The age-old question– how much of our success do we truly owe in the form of taxes?—has been the epicenter of concern during the current U.S. presidential campaign period. Obama believes in taxing the wealthy to provide social services and create public sector job growth, while Romney espouses a top-down approach, which Obama has mockingly dubbed “Romney Hood.”
Across the pond, newly elected French president, Francois Hollande, has raised the income tax rate to 75% on income over 1 million euros. He believes that this will help lower the government deficit, in addition to “spreading the wealth” in a place where income inequality is growing. Sounds like a good idea, but herein lies the problem: France is only a hop, skip and a jump away from Monaco and Belgium and a slew of other countries where the tax rate is lower and the business environment is better.

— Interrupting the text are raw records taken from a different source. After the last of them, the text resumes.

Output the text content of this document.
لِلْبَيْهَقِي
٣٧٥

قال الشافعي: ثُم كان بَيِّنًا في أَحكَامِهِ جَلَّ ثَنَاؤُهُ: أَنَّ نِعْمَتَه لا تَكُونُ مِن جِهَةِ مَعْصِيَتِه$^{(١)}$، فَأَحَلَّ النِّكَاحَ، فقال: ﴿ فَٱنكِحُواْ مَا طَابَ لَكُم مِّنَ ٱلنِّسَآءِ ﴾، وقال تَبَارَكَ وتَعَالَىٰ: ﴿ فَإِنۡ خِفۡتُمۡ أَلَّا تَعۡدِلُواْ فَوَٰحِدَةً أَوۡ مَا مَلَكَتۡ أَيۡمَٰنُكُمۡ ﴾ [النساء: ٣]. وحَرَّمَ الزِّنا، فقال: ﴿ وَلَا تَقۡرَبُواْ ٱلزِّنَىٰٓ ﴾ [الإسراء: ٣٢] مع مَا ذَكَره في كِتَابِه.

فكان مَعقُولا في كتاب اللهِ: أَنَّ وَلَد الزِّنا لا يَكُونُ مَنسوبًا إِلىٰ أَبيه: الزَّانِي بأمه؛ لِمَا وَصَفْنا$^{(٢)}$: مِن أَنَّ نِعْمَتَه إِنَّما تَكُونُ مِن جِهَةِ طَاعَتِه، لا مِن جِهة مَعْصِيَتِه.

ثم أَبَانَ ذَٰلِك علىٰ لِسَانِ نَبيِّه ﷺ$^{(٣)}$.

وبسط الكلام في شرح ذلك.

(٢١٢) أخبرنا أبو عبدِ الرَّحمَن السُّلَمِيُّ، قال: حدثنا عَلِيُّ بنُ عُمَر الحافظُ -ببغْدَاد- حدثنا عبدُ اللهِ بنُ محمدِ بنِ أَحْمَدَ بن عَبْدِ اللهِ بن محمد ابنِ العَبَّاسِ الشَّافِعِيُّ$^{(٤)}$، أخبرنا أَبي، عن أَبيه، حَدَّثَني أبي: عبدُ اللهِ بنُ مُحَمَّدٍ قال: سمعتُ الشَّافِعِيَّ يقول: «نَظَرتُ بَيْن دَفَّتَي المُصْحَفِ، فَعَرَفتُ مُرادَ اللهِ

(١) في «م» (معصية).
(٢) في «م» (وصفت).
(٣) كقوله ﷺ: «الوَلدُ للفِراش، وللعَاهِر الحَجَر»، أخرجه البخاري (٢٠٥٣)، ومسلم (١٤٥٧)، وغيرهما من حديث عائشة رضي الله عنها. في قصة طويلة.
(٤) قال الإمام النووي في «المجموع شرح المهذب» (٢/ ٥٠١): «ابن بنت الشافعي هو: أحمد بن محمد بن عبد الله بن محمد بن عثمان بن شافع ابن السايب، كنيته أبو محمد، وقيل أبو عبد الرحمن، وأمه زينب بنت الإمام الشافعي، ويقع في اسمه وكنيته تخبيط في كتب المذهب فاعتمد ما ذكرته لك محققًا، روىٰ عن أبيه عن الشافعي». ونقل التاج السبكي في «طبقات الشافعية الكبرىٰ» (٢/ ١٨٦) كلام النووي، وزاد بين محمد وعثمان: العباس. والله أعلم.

That brings me to a place a little closer to home: Quebec. With Pauline Marois at the helm and plans to raise both taxes and royalties on natural resource firms underway, business leaders are on edge. Quebec’s tumultuous and unsteady political environment, growing language barriers, and now uncertain business regulation is creating fertile ground for capital flight; entrepreneurs, investors, and wealthy individuals will seek out a place where the risk-return profile for their investments, time and capital is the most attractive.
What do the United States, France, and Quebec have in common? I believe that they are presently at a crossroads; the United States, whose growth has historically been driven by innovation, entrepreneurship and private capital, is not the global powerhouse that it used to be. If the public sector captures a larger piece of the GDP pie, we can expect a slow capital drain, in addition to the brain drain that typically accompanies it. The repercussions of Hollande’s policies are already materializing, as France’s wealthiest man, Bernard Arnault, recently filed for Belgian citizenship. Quebec is not far behind; some investors and business owners will begin packing up their bags in search of a better business environment.
In the past, human and investment capital has flowed from around the world to places that represented freedom and economic opportunity. It is beginning to look like capitalism and entrepreneurship, two things that have created wealth, raised living standards, and increased individual liberty, are set to lose. How long until people pack up and leave? On the back of a debilitating recession and a weak global recovery, it is a dangerous line we are flirting with.